Manufacturing is the foundation of Pennsylvania, producing an $85 billion impact on the economy and positioning the Commonwealth as the eighth largest producer in terms of manufacturing output in the United States. Here, Matt Bressler, vice president of Sales and Operations at Clearfield Leather (dba as Wickett & Craig) in Curwensville, Pennsylvania, shares his view as a Pennsylvania manufacturer and one of only two remaining vegetable tanneries operating in the United States.
Wickett & Craig is marking its 155th year in business in 2022. Tell us more.
Founded in 1867, Wickett & Craig is a world premiere vegetable tannery. Veg- tanning is a natural, eco-friendly process that produces durable, exquisite leathers recognized for their depth of color and rich patina. Simply put, our leathers not only endure, but get better with age.
Although the business began in Toronto, Canada, Wickett & Craig has been calling Central PA home since 1991. How did this come about?
Wickett & Craig was in Toronto, Canada for 123 years. However, in 1989, the city of Toronto thought it was going to get the ’92 Olympics, so it actually expropriated a handful companies from the city limits. Wickett & Craig was one of them. Literally, Toronto said, “We’re taking your property. You need to get out of Toronto.”
At the same, here, in my hometown of Curwensville, Pennsylvania, there was an abandoned cheese factory ideal for Wickett & Craig’s operations. Curwensville was already a tannery town because of Howes Leather, a sole bend and shoulder tannery, which is no longer in existence. The labor rate was right, and there were 16 acres with a 180,000-square-foot, relatively new shell of a building. It turned out to be the right place at the right time.
Describe your output and operations today.
In this small “two traffic light town” in the middle of Pennsylvania, we employ about 90-people at our state-of-the-art facility where we produce about 3 million square feet of both light and heavyweight leathers each year.
Wickett & Craig is known for its unique veg-tanning process. Please explain.
Our starting material is a byproduct of the beef industry. We dehair, tan, color and finish the leather all here onsite. The tree bark extract comes from tree farms where the wood is sold for furniture, and the bark is concentrated and sold into the tanning industry.
We also have our own wastewater treatment facility, so all of the water from our process is treated here.

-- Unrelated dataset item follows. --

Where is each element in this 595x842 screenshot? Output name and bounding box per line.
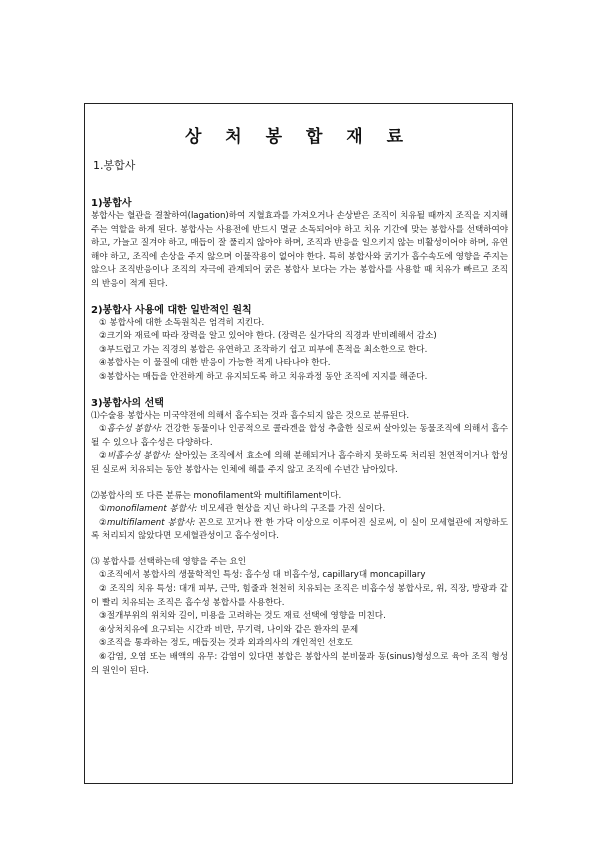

The solids that come from the treatment process are used as a fertilizer on local agriculture fields and the water, after being treated, is released to the West branch of the Susquehanna River. This too is something to be proud of, and we consider ourselves as being very sustainable and part of the story told by our customers.
Please describe your customer base and some of the most popular products made of your leathers.
Our customer base is very unique. One minute, I can be on the phone with someone from Ralph Lauren and, the next minute, I will be talking to an Amish man at a phone booth.
The diversity of customer base is what keeps us in business. We make leather for the travel goods industry (bags, luggage, briefcases, etc.) the equestrian trade (saddles, tack and harness), pet goods (collars and leashes), high-end custom footwear, belts, wallets, holsters, motorcycle bags, radio cases, lineman belts and also a huge amount of custom leather goods made by small crafters.
How proud is Wickett & Craig to manufacture in PA?
We are very proud to have Curwensville as our home. What better story is there than to display this “awesome belt” that was handcrafted by a leather worker, and the leather come from a 150-plus-year-old tannery in “middle of nowhere” PA (that actually uses tree bark to tan the leather)!